Department of Statistics and Finance, University of Science and Technology of China, Anhui, Hefei, China.
Comput Biol Chem. 2011 Feb;35(1):40-9. doi: 10.1016/j.compbiolchem.2010.12.006. Epub 2011 Jan 22.
Affected relatives are essential for pedigree linkage analysis, however, they cause a violation of the independent sample assumption in case-control association studies. To avoid the correlation between samples, a common practice is to take only one affected sample per pedigree in association analysis. Although several methods exist in handling correlated samples, they are still not widely used in part because these are not easily implemented, or because they are not widely known. We advocate the effective sample size method as a simple and accessible approach for case-control association analysis with correlated samples. This method modifies the chi-square test statistic, p-value, and 95% confidence interval of the odds-ratio by replacing the apparent number of allele or genotype counts with the effective ones in the standard formula, without the need for specialized computer programs. We present a simple formula for calculating effective sample size for many types of relative pairs and relative sets. For allele frequency estimation, the effective sample size method captures the variance inflation exactly. For genotype frequency, simulations showed that effective sample size provides a satisfactory approximation. A gene which is previously identified as a type 1 diabetes susceptibility locus, the interferon-induced helicase gene (IFIH1), is shown to be significantly associated with rheumatoid arthritis when the effective sample size method is applied. This significant association is not established if only one affected sib per pedigree were used in the association analysis. Relationship between the effective sample size method and other methods - the generalized estimation equation, variance of eigenvalues for correlation matrices, and genomic controls - are discussed.

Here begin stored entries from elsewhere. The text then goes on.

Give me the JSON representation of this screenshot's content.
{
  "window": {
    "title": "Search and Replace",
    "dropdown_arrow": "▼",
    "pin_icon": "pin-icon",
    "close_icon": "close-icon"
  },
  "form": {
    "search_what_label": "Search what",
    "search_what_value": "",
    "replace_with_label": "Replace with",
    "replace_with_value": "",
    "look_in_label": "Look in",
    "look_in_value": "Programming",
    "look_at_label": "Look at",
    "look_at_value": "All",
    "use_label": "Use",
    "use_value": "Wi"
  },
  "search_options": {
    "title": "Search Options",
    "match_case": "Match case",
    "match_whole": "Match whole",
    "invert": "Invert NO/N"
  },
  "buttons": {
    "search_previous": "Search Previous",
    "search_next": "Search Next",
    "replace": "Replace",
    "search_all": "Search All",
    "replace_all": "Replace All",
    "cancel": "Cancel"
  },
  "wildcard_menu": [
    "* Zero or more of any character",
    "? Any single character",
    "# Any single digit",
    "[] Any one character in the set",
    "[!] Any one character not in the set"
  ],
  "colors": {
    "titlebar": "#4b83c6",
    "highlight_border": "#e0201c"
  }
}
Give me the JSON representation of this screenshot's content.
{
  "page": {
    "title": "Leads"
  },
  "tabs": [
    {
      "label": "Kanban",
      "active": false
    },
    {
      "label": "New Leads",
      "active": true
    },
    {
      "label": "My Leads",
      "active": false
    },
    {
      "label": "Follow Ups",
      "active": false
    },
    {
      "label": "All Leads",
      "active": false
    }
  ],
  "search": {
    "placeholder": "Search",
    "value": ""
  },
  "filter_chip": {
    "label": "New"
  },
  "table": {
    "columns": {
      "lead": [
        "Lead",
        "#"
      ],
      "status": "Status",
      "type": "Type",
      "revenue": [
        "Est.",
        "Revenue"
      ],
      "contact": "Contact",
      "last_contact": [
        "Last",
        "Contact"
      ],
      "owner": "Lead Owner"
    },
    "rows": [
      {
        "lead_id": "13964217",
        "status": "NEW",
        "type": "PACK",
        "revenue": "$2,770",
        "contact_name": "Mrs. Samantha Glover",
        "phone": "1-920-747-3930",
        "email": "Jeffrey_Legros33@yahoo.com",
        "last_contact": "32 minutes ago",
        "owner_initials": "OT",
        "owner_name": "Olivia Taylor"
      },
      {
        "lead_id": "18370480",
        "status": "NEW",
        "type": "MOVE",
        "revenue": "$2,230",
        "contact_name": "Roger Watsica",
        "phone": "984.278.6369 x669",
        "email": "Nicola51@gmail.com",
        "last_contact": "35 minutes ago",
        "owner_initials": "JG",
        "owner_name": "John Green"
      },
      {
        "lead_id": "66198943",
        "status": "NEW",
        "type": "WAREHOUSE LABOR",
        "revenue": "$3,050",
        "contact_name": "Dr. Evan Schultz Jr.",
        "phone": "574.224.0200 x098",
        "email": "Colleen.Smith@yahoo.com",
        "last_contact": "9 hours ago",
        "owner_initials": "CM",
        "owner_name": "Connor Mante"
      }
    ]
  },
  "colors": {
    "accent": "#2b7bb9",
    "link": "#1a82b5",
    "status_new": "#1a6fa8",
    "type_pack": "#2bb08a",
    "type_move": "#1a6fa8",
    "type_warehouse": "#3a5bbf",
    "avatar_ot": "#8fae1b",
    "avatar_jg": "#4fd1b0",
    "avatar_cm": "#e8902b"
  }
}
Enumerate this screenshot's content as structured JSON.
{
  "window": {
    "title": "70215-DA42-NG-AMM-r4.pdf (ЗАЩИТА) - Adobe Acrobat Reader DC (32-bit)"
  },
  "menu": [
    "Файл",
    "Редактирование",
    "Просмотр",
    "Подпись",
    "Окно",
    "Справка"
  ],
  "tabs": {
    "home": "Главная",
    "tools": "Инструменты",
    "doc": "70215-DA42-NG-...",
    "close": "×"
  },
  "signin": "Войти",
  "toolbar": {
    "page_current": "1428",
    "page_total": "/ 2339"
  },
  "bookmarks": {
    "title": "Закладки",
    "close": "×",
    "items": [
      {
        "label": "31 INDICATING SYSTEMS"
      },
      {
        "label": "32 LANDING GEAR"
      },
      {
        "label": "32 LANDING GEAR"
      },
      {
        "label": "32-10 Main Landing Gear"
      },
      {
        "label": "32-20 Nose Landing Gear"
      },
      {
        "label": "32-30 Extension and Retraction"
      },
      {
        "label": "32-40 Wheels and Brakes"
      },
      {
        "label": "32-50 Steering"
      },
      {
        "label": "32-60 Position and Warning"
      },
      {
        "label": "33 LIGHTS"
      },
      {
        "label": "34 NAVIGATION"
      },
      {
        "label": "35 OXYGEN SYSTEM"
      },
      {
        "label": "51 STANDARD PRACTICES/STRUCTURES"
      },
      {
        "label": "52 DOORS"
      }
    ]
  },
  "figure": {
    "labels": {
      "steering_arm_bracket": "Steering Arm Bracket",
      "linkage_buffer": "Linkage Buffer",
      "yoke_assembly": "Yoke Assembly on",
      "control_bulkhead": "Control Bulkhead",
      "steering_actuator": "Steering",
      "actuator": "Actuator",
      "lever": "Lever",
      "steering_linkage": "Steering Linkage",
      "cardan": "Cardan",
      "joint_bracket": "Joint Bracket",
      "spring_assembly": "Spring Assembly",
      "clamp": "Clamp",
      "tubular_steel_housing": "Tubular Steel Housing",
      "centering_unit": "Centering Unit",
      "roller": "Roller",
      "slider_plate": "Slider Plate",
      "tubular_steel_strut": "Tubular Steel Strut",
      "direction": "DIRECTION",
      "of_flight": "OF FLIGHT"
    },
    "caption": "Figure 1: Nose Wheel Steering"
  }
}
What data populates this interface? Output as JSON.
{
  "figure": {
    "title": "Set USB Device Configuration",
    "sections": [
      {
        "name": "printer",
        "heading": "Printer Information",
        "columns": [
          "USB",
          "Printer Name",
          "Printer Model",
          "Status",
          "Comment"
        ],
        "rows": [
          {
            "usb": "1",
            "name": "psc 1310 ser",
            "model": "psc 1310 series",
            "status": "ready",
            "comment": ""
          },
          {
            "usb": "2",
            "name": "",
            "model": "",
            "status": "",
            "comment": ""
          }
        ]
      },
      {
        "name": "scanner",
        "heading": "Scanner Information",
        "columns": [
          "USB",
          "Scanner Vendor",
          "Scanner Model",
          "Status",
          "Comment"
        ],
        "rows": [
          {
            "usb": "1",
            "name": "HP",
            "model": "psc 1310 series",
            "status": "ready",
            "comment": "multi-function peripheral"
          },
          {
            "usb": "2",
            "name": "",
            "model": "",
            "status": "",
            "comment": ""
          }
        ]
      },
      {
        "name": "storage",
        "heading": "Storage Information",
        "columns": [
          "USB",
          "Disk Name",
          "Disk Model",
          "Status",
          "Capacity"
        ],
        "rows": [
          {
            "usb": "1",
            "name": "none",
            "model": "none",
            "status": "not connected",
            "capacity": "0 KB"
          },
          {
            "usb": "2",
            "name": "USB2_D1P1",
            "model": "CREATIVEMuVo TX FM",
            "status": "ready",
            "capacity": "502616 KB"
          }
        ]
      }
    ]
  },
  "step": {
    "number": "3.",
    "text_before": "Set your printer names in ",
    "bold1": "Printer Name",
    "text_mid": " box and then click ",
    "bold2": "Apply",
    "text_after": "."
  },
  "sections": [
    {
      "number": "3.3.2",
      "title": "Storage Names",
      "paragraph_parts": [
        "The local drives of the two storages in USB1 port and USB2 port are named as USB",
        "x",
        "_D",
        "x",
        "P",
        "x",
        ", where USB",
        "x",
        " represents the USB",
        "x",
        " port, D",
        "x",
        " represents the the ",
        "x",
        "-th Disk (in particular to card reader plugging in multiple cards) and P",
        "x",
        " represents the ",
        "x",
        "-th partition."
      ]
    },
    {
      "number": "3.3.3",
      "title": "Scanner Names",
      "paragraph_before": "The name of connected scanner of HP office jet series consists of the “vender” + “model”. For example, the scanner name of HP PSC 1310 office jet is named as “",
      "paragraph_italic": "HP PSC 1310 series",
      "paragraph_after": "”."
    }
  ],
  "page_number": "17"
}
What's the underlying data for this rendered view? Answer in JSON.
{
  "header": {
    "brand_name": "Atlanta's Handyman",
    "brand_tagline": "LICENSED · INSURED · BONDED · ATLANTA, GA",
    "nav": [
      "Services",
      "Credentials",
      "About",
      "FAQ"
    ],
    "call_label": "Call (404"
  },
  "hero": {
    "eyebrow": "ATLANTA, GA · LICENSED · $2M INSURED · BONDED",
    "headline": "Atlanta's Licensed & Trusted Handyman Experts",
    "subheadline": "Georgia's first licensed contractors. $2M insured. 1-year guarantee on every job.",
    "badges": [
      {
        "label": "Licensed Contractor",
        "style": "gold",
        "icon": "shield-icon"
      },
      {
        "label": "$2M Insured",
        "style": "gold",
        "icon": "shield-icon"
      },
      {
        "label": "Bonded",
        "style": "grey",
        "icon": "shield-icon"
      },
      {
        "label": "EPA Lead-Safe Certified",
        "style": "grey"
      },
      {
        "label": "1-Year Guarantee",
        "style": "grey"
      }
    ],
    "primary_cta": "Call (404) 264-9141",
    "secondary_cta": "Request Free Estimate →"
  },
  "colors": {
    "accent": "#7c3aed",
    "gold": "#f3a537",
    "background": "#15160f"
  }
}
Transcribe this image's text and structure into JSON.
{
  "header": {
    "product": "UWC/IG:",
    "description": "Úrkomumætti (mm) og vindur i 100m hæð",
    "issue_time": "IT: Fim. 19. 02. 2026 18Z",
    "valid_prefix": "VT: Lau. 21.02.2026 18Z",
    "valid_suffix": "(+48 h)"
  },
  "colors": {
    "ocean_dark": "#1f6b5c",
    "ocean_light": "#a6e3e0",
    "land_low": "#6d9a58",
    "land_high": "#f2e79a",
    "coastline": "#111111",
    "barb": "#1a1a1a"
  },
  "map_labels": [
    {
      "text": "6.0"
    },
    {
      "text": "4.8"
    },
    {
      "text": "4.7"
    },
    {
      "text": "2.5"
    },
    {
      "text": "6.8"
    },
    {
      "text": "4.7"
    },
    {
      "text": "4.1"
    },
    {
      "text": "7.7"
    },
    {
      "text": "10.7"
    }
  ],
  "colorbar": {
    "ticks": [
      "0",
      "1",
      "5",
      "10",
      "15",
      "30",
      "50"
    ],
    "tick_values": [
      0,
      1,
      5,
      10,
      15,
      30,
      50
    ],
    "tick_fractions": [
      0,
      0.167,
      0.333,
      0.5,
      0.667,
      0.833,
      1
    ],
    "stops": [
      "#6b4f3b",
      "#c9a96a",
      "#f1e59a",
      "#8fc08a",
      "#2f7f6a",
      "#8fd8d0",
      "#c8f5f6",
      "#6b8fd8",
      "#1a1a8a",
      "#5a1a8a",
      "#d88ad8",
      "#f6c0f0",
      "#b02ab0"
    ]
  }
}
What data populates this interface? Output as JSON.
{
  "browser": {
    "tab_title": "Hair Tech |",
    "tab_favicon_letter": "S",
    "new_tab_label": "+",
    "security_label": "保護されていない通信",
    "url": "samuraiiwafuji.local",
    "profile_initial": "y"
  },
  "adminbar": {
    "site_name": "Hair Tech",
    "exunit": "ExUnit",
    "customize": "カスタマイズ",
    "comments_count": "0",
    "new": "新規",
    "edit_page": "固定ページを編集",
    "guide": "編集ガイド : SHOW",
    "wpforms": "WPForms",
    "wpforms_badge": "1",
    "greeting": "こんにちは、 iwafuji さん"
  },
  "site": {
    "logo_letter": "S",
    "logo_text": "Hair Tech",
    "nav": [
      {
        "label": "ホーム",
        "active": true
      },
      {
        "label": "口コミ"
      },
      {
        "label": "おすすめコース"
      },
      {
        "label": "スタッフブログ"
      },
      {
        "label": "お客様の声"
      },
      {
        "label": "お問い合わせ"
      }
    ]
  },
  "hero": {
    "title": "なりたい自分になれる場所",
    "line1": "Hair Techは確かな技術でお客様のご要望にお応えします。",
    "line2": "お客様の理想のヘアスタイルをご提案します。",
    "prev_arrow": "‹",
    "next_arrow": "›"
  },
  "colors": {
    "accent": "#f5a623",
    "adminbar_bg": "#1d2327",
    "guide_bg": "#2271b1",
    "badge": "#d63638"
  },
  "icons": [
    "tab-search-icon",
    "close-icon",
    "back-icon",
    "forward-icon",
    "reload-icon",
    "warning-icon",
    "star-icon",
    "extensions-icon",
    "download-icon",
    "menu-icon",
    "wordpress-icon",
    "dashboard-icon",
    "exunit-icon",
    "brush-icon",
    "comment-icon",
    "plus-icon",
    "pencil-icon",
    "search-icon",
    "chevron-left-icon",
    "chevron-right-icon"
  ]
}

受影响的亲属对于家系连锁分析至关重要,但在病例对照关联研究中,他们会导致违反独立样本假设。为了避免样本之间的相关性,通常在关联分析中,每个家系仅采用一个受影响的样本。尽管存在几种处理相关样本的方法,但它们仍未被广泛使用,部分原因是这些方法不易实施,或者因为它们不广为人知。我们提倡使用有效样本量方法,作为处理相关样本的病例对照关联分析的一种简单易行的方法。该方法通过用标准公式中的有效计数替代明显的等位基因或基因型计数来修改卡方检验统计量、p 值和优势比的 95%置信区间,而无需专门的计算机程序。我们提出了一种简单的公式,用于计算许多类型的相对对和相对集合的有效样本量。对于等位基因频率估计,有效样本量方法可以准确捕捉方差膨胀。对于基因型频率,模拟结果表明,有效样本量提供了令人满意的近似值。先前被确定为 1 型糖尿病易感基因座的干扰素诱导解旋酶基因 (IFIH1),在应用有效样本量方法时,与类风湿关节炎显著相关。如果在关联分析中每个家系仅采用一个受影响的同胞,那么这种显著关联就不会建立。讨论了有效样本量方法与其他方法(广义估计方程、相关矩阵特征值的方差和基因组控制)之间的关系。